FIFTY YEARS AGO
short stories of events and times of the formation of the Diocese of the Central Gulf Coast, collected by the Rev. S. Albert Kennington, Diocesan Registrar-Historiographer
Beginning January, 2018, the Coastline will include monthly remembrances from fifty years ago – stories of the birthing of the Diocese of the Central Gulf Coast as well as of the people and events that touched our lives. I was a lay delegate the first time at the January 1968 convention of the Diocese of Alabama. I was a 25 year old bachelor English teacher from Atmore. I soon realized that I had arrived when the Episcopal Church as I knew it was ending, and, more importantly, that I had arrived in time for important new beginnings. I’ve written most of these vignettes from memory although I've attempted to ascertain the facts. As we approach the fiftieth anniversary of our diocese, I hope you find them good reading. SAK+
The 137th Annual Convention of the Diocese of Alabama met January 25-27, 1968, in St. Paul’s Church, Selma. The Friday business session met in the local National Guard Armory. Upon calling the morning session into order, Bishop Charles C. C. J. Carpenter announced that he would retire at the end of the year after a thirty-year episcopate. He then asked Bishop George M. Murray to take the chair. In his remarks, after his tribute to Bishop Carpenter, he spoke of possibilities ahead. Among them was the possibility of creating a new diocese in south Alabama and the Florida panhandle. He asked the convention to join him in studying the several possibilities and to invite the Diocese of Florida to do the same in the year ahead.
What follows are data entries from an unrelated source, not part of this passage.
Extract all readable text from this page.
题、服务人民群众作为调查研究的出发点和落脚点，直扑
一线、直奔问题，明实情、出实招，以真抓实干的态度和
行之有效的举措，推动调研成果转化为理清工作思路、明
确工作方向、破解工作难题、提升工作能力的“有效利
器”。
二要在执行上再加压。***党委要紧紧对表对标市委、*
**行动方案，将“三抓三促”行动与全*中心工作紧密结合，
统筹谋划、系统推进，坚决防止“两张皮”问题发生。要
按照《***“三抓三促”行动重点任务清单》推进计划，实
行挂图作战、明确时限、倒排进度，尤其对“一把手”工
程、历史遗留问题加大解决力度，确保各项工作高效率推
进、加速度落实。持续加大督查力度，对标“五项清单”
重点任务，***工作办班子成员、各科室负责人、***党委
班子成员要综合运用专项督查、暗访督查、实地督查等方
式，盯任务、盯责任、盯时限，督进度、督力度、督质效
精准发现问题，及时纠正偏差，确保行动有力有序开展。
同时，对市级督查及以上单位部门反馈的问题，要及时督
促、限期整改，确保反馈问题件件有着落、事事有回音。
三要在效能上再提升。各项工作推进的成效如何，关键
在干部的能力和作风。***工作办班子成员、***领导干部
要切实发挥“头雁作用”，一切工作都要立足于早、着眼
The 125th Annual Convention of the Diocese of Florida met during these same days in St. Christopher’s Church, Pensacola. Bishop E. Hamilton West reported to his convention that Bishop Murray had informed him that he would raise with the Alabama convention the possibility of forming a new diocese and had asked for Florida’s participation in considering this.
Each convention established a committee to meet jointly and separately to study and consider the matter and report to each respective 1969 convention.
So it was that fifty years ago this month, the idea that became the Diocese of the Central Gulf Coast began.
The 1968 Alabama convention was historic in two other ways. Among the delegates were fifteen women--the first to be seated after the previous convention voted to allow women to serve as delegates. In the Saturday morning convention service, Bishop Murray presided and used The Liturgy of the Lord’s Supper. The General Convention of 1967 had authorized this service for trial use throughout the Episcopal Church, and this was its first use in the Diocese of Alabama.
In the Episcopal Church and in American life, the rights and participation of women and of people of color were becoming recognized, albeit reluctantly, by many. Familiar liturgical forms were being reshaped and tested. The movement for civil rights and the war in Viet Nam, both increasingly controversial and deadly, touched every home.